US rejects Venezuela's Chávez’ latest statements.
By Sol Maria Castro, veninvestor.com
Victoria Alvarado, U. S. Embassy press attaché in Caracas, rejected President Chávez’s Tuesday claims of President George Bush’s involvement in the failed coup d'état launched against him in 2002. "President Chávez's accusations are categorically false," Alvarado said in an interview with a local TV station. She added that "repeating groundless allegations does not make them true." Alvarado believes that this is clearly a new attempt to deviate attention from the sustained effort that Venezuelans have been making to reach a constitutional, peaceful, democratic and electoral solution to the current impasse, as established by OAS Resolution 833." Earlier, Roger Noriega, the Assistant Secretary of State for Western Hemisphere Affairs, reiterated, that despite the negative and irresponsible declarations about his country, Washington’s intention is to continue looking for a solution within the OAS to the Venezuelan crisis.
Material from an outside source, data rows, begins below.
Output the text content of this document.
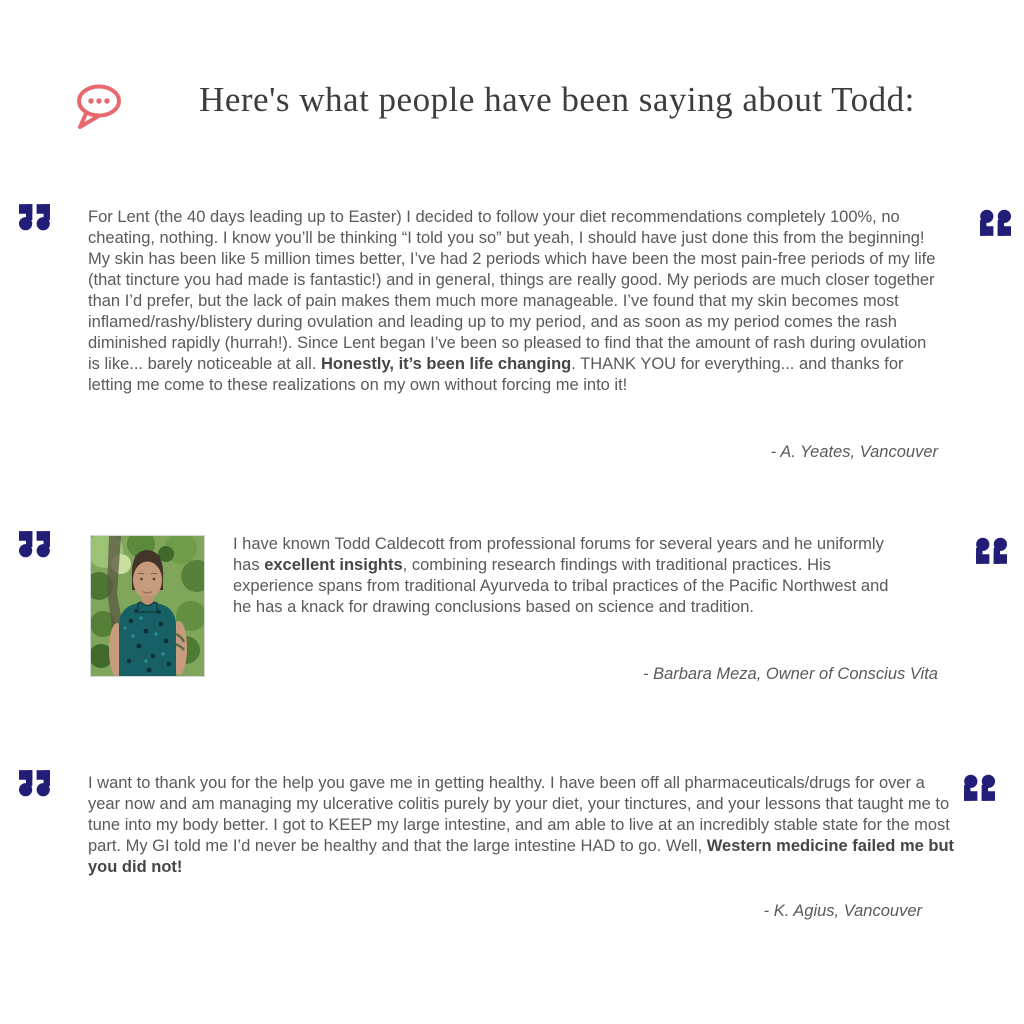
Here's what people have been saying about Todd:
For Lent (the 40 days leading up to Easter) I decided to follow your diet recommendations completely 100%, no cheating, nothing. I know you’ll be thinking “I told you so” but yeah, I should have just done this from the beginning! My skin has been like 5 million times better, I’ve had 2 periods which have been the most pain-free periods of my life (that tincture you had made is fantastic!) and in general, things are really good. My periods are much closer together than I’d prefer, but the lack of pain makes them much more manageable. I’ve found that my skin becomes most inflamed/rashy/blistery during ovulation and leading up to my period, and as soon as my period comes the rash diminished rapidly (hurrah!). Since Lent began I’ve been so pleased to find that the amount of rash during ovulation is like... barely noticeable at all. Honestly, it’s been life changing. THANK YOU for everything... and thanks for letting me come to these realizations on my own without forcing me into it!
- A. Yeates, Vancouver
I have known Todd Caldecott from professional forums for several years and he uniformly has excellent insights, combining research findings with traditional practices. His experience spans from traditional Ayurveda to tribal practices of the Pacific Northwest and he has a knack for drawing conclusions based on science and tradition.
- Barbara Meza, Owner of Conscius Vita
I want to thank you for the help you gave me in getting healthy. I have been off all pharmaceuticals/drugs for over a year now and am managing my ulcerative colitis purely by your diet, your tinctures, and your lessons that taught me to tune into my body better. I got to KEEP my large intestine, and am able to live at an incredibly stable state for the most part. My GI told me I’d never be healthy and that the large intestine HAD to go. Well, Western medicine failed me but you did not!
- K. Agius, Vancouver
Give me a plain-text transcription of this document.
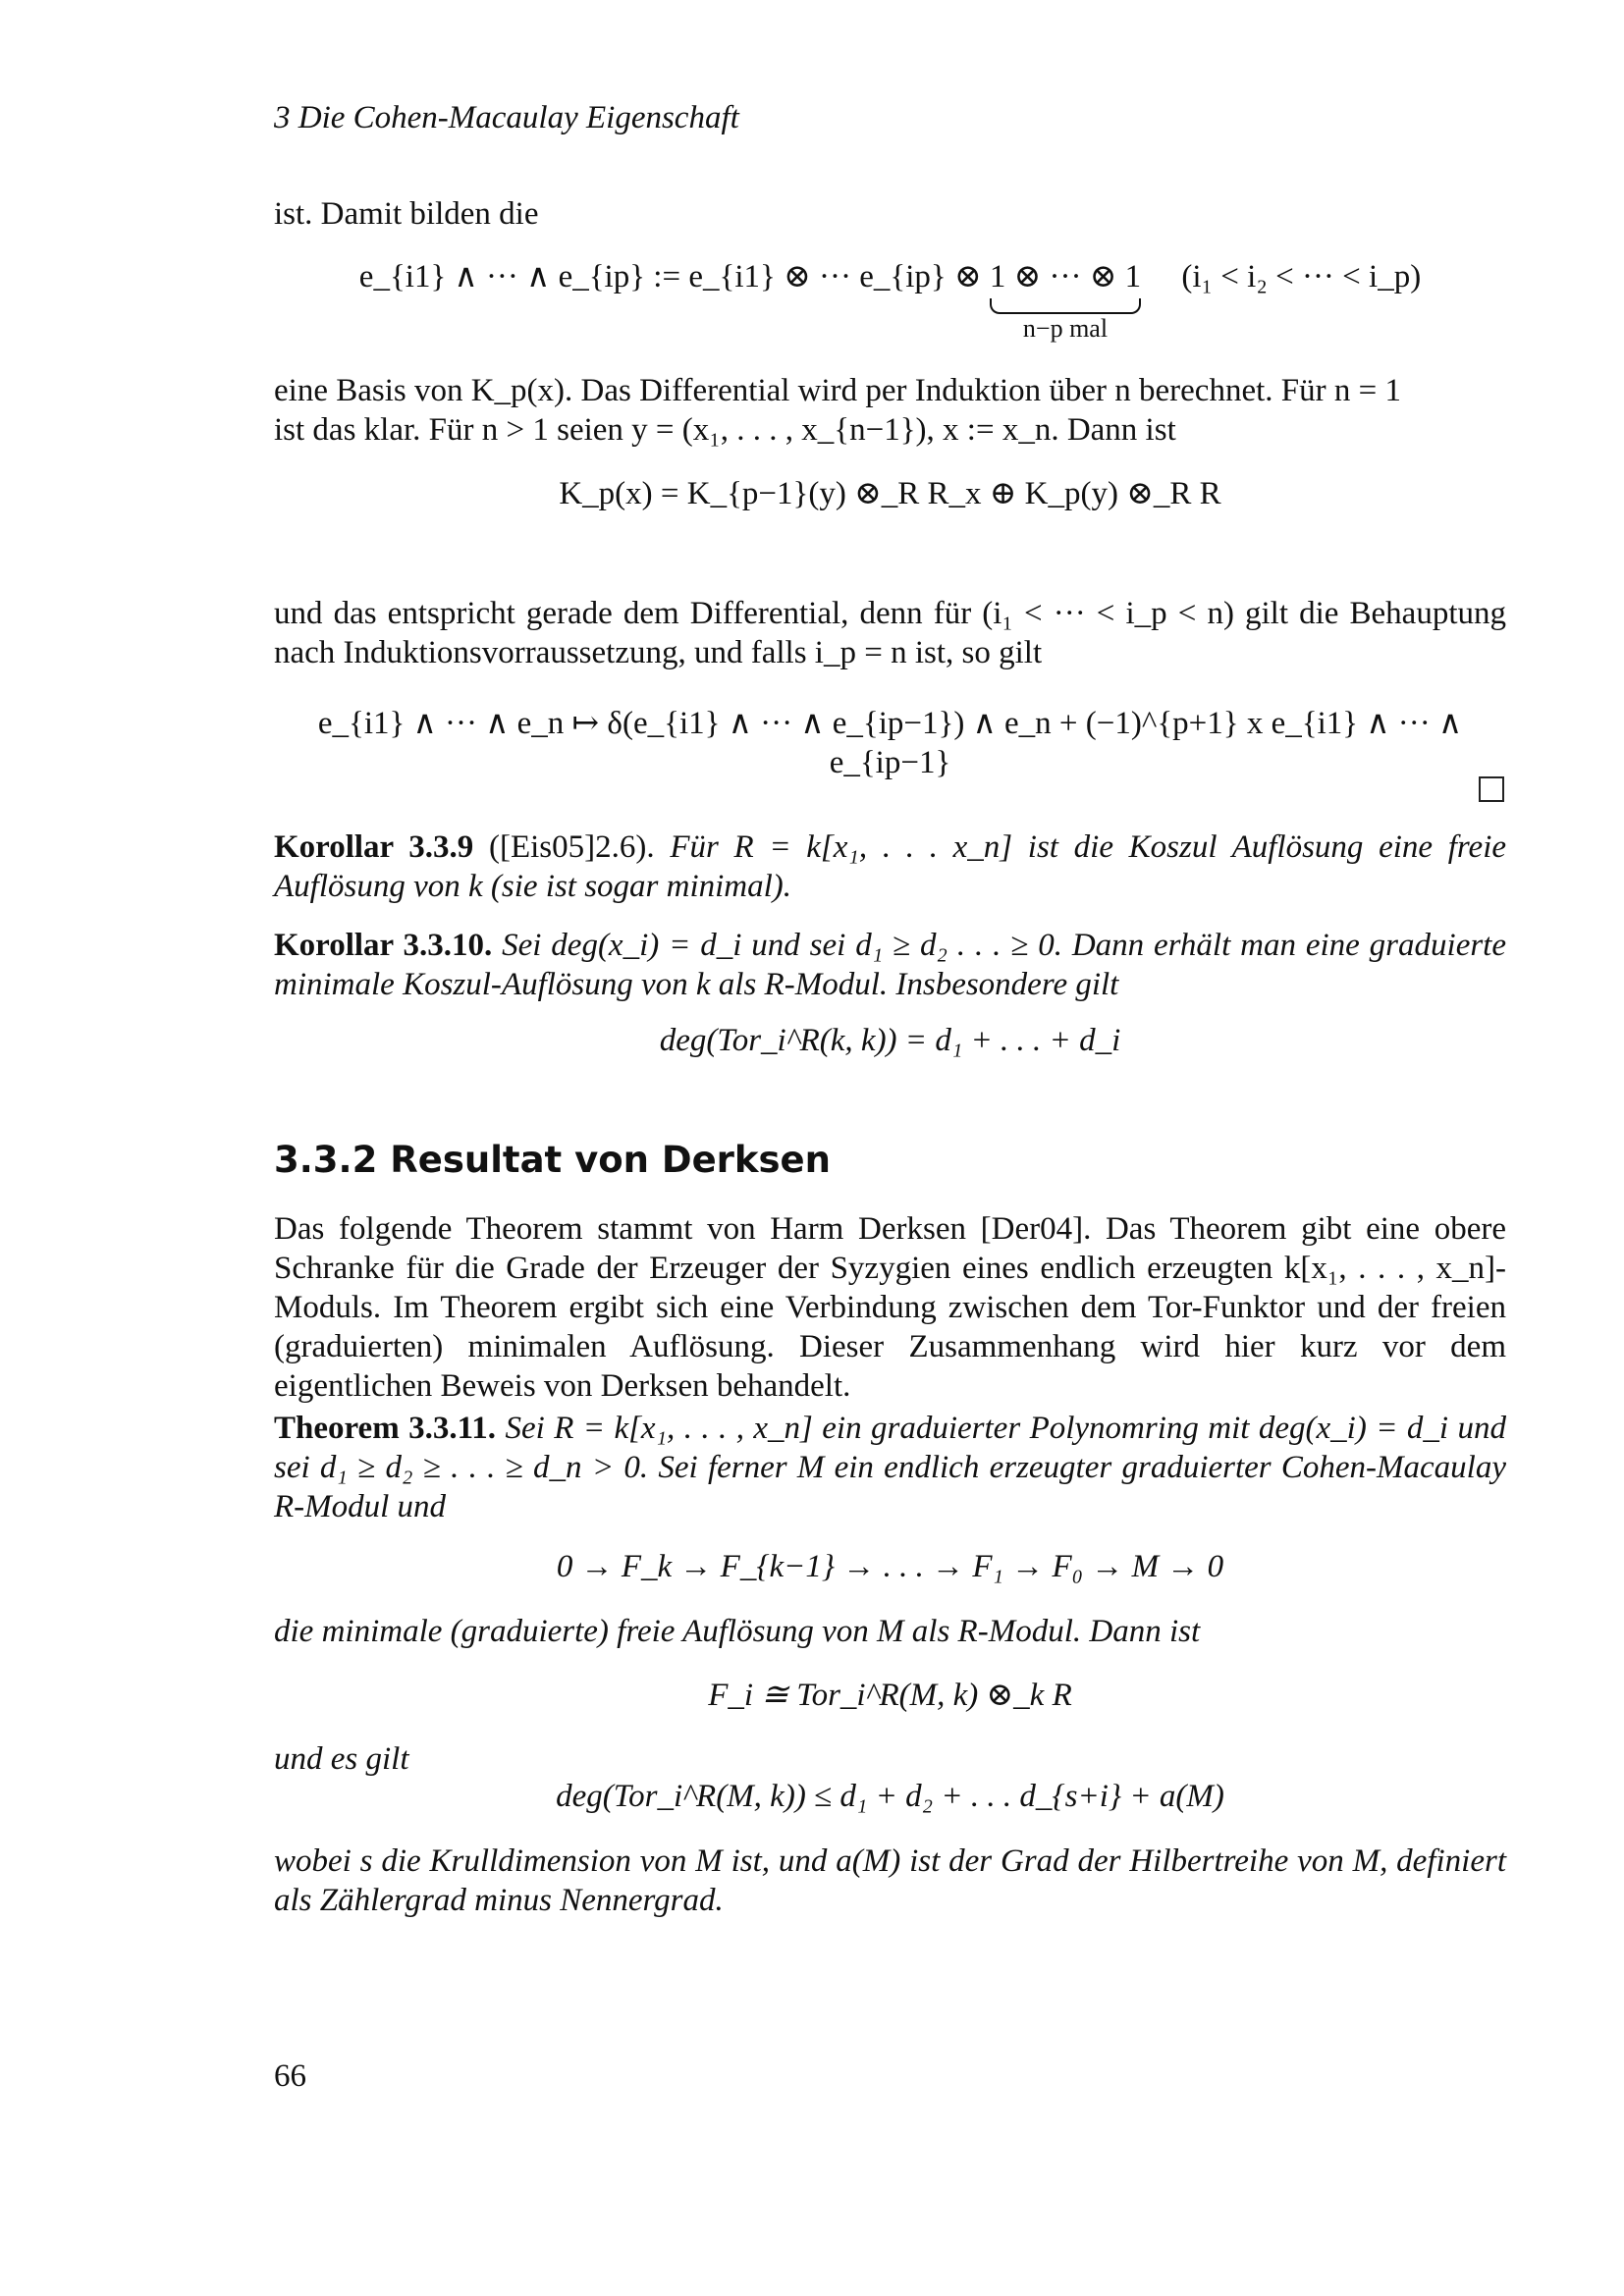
3 Die Cohen-Macaulay Eigenschaft
ist. Damit bilden die
e_{i1} ∧ ··· ∧ e_{ip} := e_{i1} ⊗ ··· e_{ip} ⊗ 1 ⊗ ··· ⊗ 1
n−p mal
(i₁ < i₂ < ··· < i_p)
eine Basis von K_p(x). Das Differential wird per Induktion über n berechnet. Für n = 1
ist das klar. Für n > 1 seien y = (x₁, . . . , x_{n−1}), x := x_n. Dann ist
K_p(x) = K_{p−1}(y) ⊗_R R_x ⊕ K_p(y) ⊗_R R
und das entspricht gerade dem Differential, denn für (i₁ < ··· < i_p < n) gilt die Behauptung nach Induktionsvorraussetzung, und falls i_p = n ist, so gilt
e_{i1} ∧ ··· ∧ e_n ↦ δ(e_{i1} ∧ ··· ∧ e_{ip−1}) ∧ e_n + (−1)^{p+1} x e_{i1} ∧ ··· ∧ e_{ip−1}
Korollar 3.3.9 ([Eis05]2.6). Für R = k[x₁, . . . x_n] ist die Koszul Auflösung eine freie Auflösung von k (sie ist sogar minimal).
Korollar 3.3.10. Sei deg(x_i) = d_i und sei d₁ ≥ d₂ . . . ≥ 0. Dann erhält man eine graduierte minimale Koszul-Auflösung von k als R-Modul. Insbesondere gilt
deg(Tor_i^R(k, k)) = d₁ + . . . + d_i
3.3.2 Resultat von Derksen
Das folgende Theorem stammt von Harm Derksen [Der04]. Das Theorem gibt eine obere Schranke für die Grade der Erzeuger der Syzygien eines endlich erzeugten k[x₁, . . . , x_n]-Moduls. Im Theorem ergibt sich eine Verbindung zwischen dem Tor-Funktor und der freien (graduierten) minimalen Auflösung. Dieser Zusammenhang wird hier kurz vor dem eigentlichen Beweis von Derksen behandelt.
Theorem 3.3.11. Sei R = k[x₁, . . . , x_n] ein graduierter Polynomring mit deg(x_i) = d_i und sei d₁ ≥ d₂ ≥ . . . ≥ d_n > 0. Sei ferner M ein endlich erzeugter graduierter Cohen-Macaulay R-Modul und
0 → F_k → F_{k−1} → . . . → F₁ → F₀ → M → 0
die minimale (graduierte) freie Auflösung von M als R-Modul. Dann ist
F_i ≅ Tor_i^R(M, k) ⊗_k R
und es gilt
deg(Tor_i^R(M, k)) ≤ d₁ + d₂ + . . . d_{s+i} + a(M)
wobei s die Krulldimension von M ist, und a(M) ist der Grad der Hilbertreihe von M, definiert als Zählergrad minus Nennergrad.
66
On Tuesday, during a rally to celebrate his return to power, President Chávez accused President Bush of promoting and financing the coup against him in 2002, and continuing financing opposition groups determined to oust him.
Colombian Senate issues resolution warning over threats to Venezuelan democracy.
Tuesday evening, the Senate of Colombia by majority vote passed a resolution (see below in Spanish), proposed by Senator Enrique Gómez Hurtado, in which it harshly condemns President Chávez’s exercise of power, and requests the political parties, and governments of Colombia, the Americas and the world to support the Venezuelan democracy in its legitimate rights to defend its integrity, and the Organization of American States (OAS) to act "to avoid the definitive installation of a dictatorship." The resolution points out that the Venezuelan society has met all the constitutional and legal requirements to activate a presidential recall referendum, but this has been hindered by the degraded institutions, making President Chávez a “dictator de facto”
AN session to condemn Colombian Senate resolution.
The pro-government legislators at the National Assembly, decided to change the proceedings for the ordinary session Thursday to debate and condemn the resolution from the Colombian Senate, considered an “impressively rude meddling” of the Senate in the Venezuelan affairs, according to the Minister of Foreign Affairs, Jesús Pérez, and the president of the Foreign Policy Commission at the Assembly, MVR legislator, Tarek William Saab.
President Chávez decorates 59 military officers.
During an act in the presidential palace of Miraflores, President Hugo Chávez, accompanied by the Vice-president José Vicente Rangel, the Minister of Defense, General-in-Chief, Jorge Luis García Carneiro, ministers and members of the High Command, decorated 59 military officers who somehow favored his return to power during the events of April 2002 with the Libertador Order, the Military Order of the National Defense, the Cross of the Land Force, and different merit medals. President Chávez asked them to be ready, “because the battle has not ended or ends; it will be long.”